その言葉にコランとトルヴィスは目を合わせたがコランは下を向いた。
「それは嬉しいのですが…。おそらくこれからレリッタに行っても付いて来る村人はいないでしょう。」
「何故だ?」
腕を組みデュールが問う。
「皆はやはり外から来る者を拒みます。僕達は助けられ、偶然にも手紙に書かれていたアイベルさんに会えた…。僕達は貴方達を信じていますが、皆は警戒するでしょう。一旦、僕達三人で帰って話をします。皆も手紙に目を通していて、オラディ村の存在は大きく、暮らすことが出来ればという気持ちはあるはずなので、違うタイミングで来てくれるのが最適だと思います。」
「だが、村にいる兵はどうなっている?俺達が行くまでにまた大変な思いをするなんて事は起きないだろうか?」
「兵達は朝から酒を呑んでいて、監視の目は薄れてます…もはや無法地帯です。今となっては夜中に巡回している様な兵も一人も居ません。後…お金や身体への心配は無用です。」
コランは笑顔で答えた。
「そうだ。今はコランのおかげで俺達は飯を食ったり、金に困ったりもする事は無くなった…!」
村人で唯一身体に不自由がないコランはガタイが良く、兵の目を盗み武器を盗り毎日隠れて訓練し、獣の討伐依頼を受けトルヴィス、ルクスと一緒に金を稼いでいた。

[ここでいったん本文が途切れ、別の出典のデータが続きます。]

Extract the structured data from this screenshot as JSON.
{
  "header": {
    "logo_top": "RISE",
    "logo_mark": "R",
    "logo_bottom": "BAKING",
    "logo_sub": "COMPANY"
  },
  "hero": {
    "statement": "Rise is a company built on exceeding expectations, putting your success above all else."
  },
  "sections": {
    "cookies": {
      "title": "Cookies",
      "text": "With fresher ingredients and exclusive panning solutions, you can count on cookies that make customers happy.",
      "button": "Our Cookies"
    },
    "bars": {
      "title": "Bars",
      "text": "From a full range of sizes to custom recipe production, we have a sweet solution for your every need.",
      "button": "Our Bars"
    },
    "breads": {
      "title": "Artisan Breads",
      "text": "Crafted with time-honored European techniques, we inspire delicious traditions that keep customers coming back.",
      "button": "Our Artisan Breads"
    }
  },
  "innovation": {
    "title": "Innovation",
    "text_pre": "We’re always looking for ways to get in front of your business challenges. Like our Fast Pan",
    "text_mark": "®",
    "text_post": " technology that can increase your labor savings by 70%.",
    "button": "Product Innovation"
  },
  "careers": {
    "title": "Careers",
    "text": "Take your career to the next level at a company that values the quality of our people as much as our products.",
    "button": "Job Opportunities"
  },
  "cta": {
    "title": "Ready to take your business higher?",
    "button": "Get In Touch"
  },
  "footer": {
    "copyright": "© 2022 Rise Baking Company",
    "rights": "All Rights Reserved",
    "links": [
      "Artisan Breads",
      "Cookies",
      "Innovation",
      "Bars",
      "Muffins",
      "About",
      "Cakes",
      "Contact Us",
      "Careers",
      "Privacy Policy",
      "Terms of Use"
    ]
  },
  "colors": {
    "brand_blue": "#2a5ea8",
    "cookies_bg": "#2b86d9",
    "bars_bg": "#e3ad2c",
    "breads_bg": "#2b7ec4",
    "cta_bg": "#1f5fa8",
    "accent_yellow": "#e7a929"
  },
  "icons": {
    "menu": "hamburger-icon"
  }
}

「コランに勝てる兵も数が限られるくらいだ。今はコイツが俺達の柱なんだ。」
「村人を守る事は大変だ。若いのに素晴らしいな。無事オラディ村に来たら守備隊に入って欲しいものだ。」
デュールは笑顔でコランを称賛する。
「ところでお前達は何故こんな所にいるんだ?ラヴィエルの素材を狩りとったような話も聞こえたが…?」
「はぁ…。話を聞いていたのか?」
トルヴィスは溜息を吐きながら言った。
「酔った兵三人に無理矢理連れて来られたんです。一人なら僕達三人で倒せたかも知れませんがそれは出来ませんでした。見張りをやらされ、彼等はラヴィエルの素材を狩りとりました。これです。」
コランは懐からラヴィエルの樹皮を取り出した。
「そうか。ではこれはフィオルに渡しておこう。俺はラヴィエルに行くのを辞める。一刻も早くレリッタの状況をブルク長老に話さなくてはならんのでな。翼を持った獣とはおそらく物見櫓の監視の見間違いでパラファラだろう。」
「分かりました。そうかもしれませんね。」
フィオルはラヴィエルの樹皮を受け取ると懐に仕舞った。
「それで兵達は?」
「樹皮の取り合いで喧嘩だ。崖道でおっぱじめてアイツらは足を滑らせて谷底へ落ちちまった。モルスさんから禁忌に触れたらダメだと言われていたからな。俺らは売るなんて事しねぇさ。」
トルヴィスは腕を組み誇らしげに言った。
『これを売れば長い間は安泰だな。何てあいつらなら言ってんだろうな。』
「たしか、こんな会話はしてた気がする。」
「そうですね。」
トルヴィスとコランは顔を合わせる。
「上手く聞き取れなかったから勘違いだったか…。その装備は念の為着させられたという事か?」
「そうですね。両手を無くした証が刻まれていて着たくないんですが、この装備でペールデニーズで暴れた兵がいたみたいで……ペールデニーズの獣は頭が良いらしく、証を見て避ける獣が多いので着るはめに…。」
証を見つめながらコランは言う。
そして再び沈黙するとデュールは手を叩いて口を開く。
「さて、レリッタの今後の事も決まった。パラファラは死んだか分からんがまずは様子を見に行こう。何も無ければすぐにオラディ村に帰りレリッタに向かう準備だ!」
「ありがとうございます!」
コランは大きな声で言い、トルヴィスも礼をした。
「そうだ…ルクスがまだ気絶してたな…。腕にも捕まった時の傷がある…。」
「私に任せて下さい…!」
アイベルは大きな声で言うとルクスの元へと向かった。